Angew Chem Int Ed Engl. 2012 Oct 1;51(40):10054-9. doi: 10.1002/anie.201204308.Epub 2012 Sep 7. Europe PMC

Development of a solid phase synthesis strategy for soluble phosphoinositide analogues.
Bru, M., Kotkar, S.P., Kar, N. & Köhn, M.
Chem. Sci., 2012, 3, 1893-1902, doi: 10.1039/C2SC01061E.
Phosphatidyl inositol phosphates (PIPn) exist in nature with a variety of phosphorylation patterns on the inositol head group. These compounds are vital signaling molecules that regulate numerous key cellular processes. Different enzymes such as kinases and phosphatases modify the phosphorylation patterns. There are only a few structure activity relationship (SAR) studies with PIPn analogues to gather information for the development of PIPn analogue-based inhibitors, because chemical modifications of the inositol head group are very challenging and laborious due to multiple synthetic steps that often require tedious purifications. To simplify such studies, we describe here the development of the first solid phase organic synthesis (SPOS) strategy for PIPn analogues and derivatives providing the basis for the modification of the inositol head group in a combinatorial fashion. Our strategy builds for the first time on only four inositol building blocks to address the seven phosphorylation patterns, and this is enabled by a novel selective benzylidene acetal ring opening on a solid support, which is not possible in solution so far.
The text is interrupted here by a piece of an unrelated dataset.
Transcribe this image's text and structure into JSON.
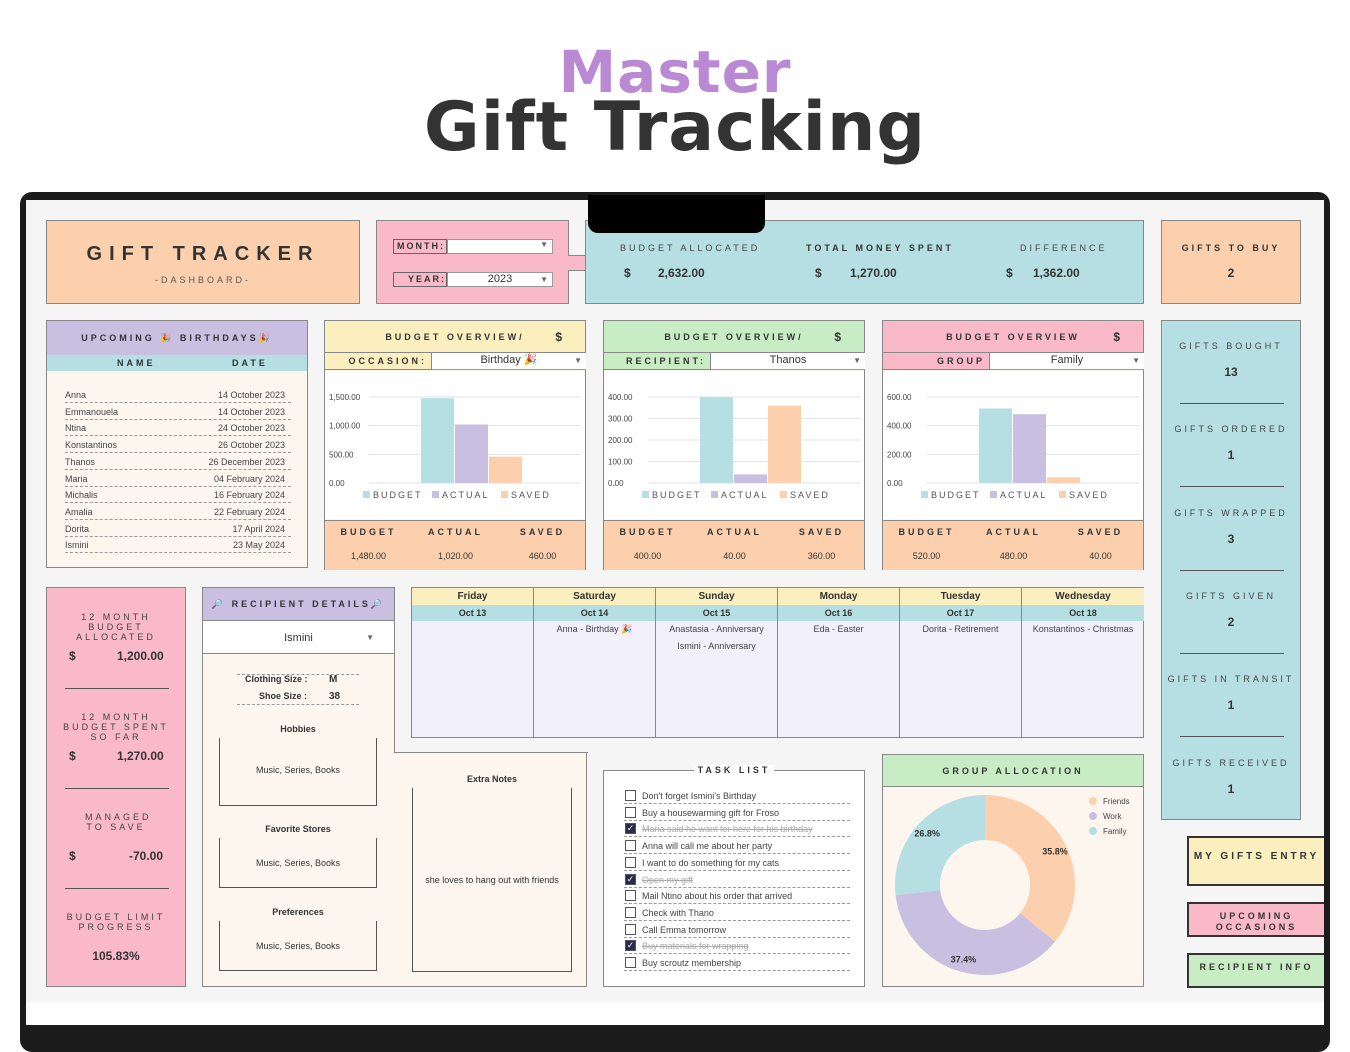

The first structure?activity-relationship studies using PI(4,5)P2 analogues and derivatives with lipid phosphatases are presented.

The Metastasis-Promoting Phosphatase PRL-3 Shows Activity toward Phosphoinositides.
McParland, V., Varsano, G., Li, X., Thornton, J., Baby, J., Aravind, A., Meyer, C., Pavic, K., Rios, P. & Köhn, M.
Biochemistry. 2011 Sep 6;50(35):7579-7590. Epub 2011 Aug 11.
Phosphatase of regenerating liver 3 (PRL-3) is suggested as a biomarker and therapeutic target in several cancers. It has a well-established causative role in cancer metastasis. However, little is known about its natural substrates, pathways, and biological functions, and only a few protein substrates have been suggested so far. To improve our understanding of the substrate specificity and molecular determinants of PRL-3 activity, the wild-type (WT) protein, two supposedly catalytically inactive mutants D72A and C104S, and the reported hyperactive mutant A111S were tested in vitro for substrate specificity and activity toward phosphopeptides and phosphoinositides (PIPs), their structural stability, and their ability to promote cell migration using stable HEK293 cell lines. We discovered that WT PRL-3 does not dephosphorylate the tested phosphopeptides in vitro. However, as shown by two complementary biochemical assays, PRL-3 is active toward the phosphoinositide PI(4,5)P(2). Our experimental results substantiated by molecular docking studies suggest that PRL-3 is a phosphatidylinositol 5-phosphatase. The C104S variant was shown to be not only catalytically inactive but also structurally destabilized and unable to promote cell migration, whereas WT PRL-3 promotes cell migration. The D72A mutant is structurally stable and does not dephosphorylate the unnatural substrate 3-O-methylfluorescein phosphate (OMFP). However, we observed residual in vitro activity of D72A against PI(4,5)P(2), and in accordance with this, it exhibits the same cellular phenotype as WT PRL-3. Our analysis of the A111S variant shows that the hyperactivity toward the unnatural OMFP substrate is not apparent in dephosphorylation assays with phosphoinositides: the mutant is completely inactive against PIPs. We observed significant structural destabilization of this variant. The cellular phenotype of this mutant equals that of the catalytically inactive C104S mutant. These results provide a possible explanation for the absence of the conserved Ser of the PTP catalytic motif in the PRL family. The correlation of the phosphatase activity toward PI(4,5)P(2) with the observed phenotypes for WT PRL-3 and the mutants suggests a link between the PI(4,5)P(2) dephosphorylation by PRL-3 and its role in cell migration.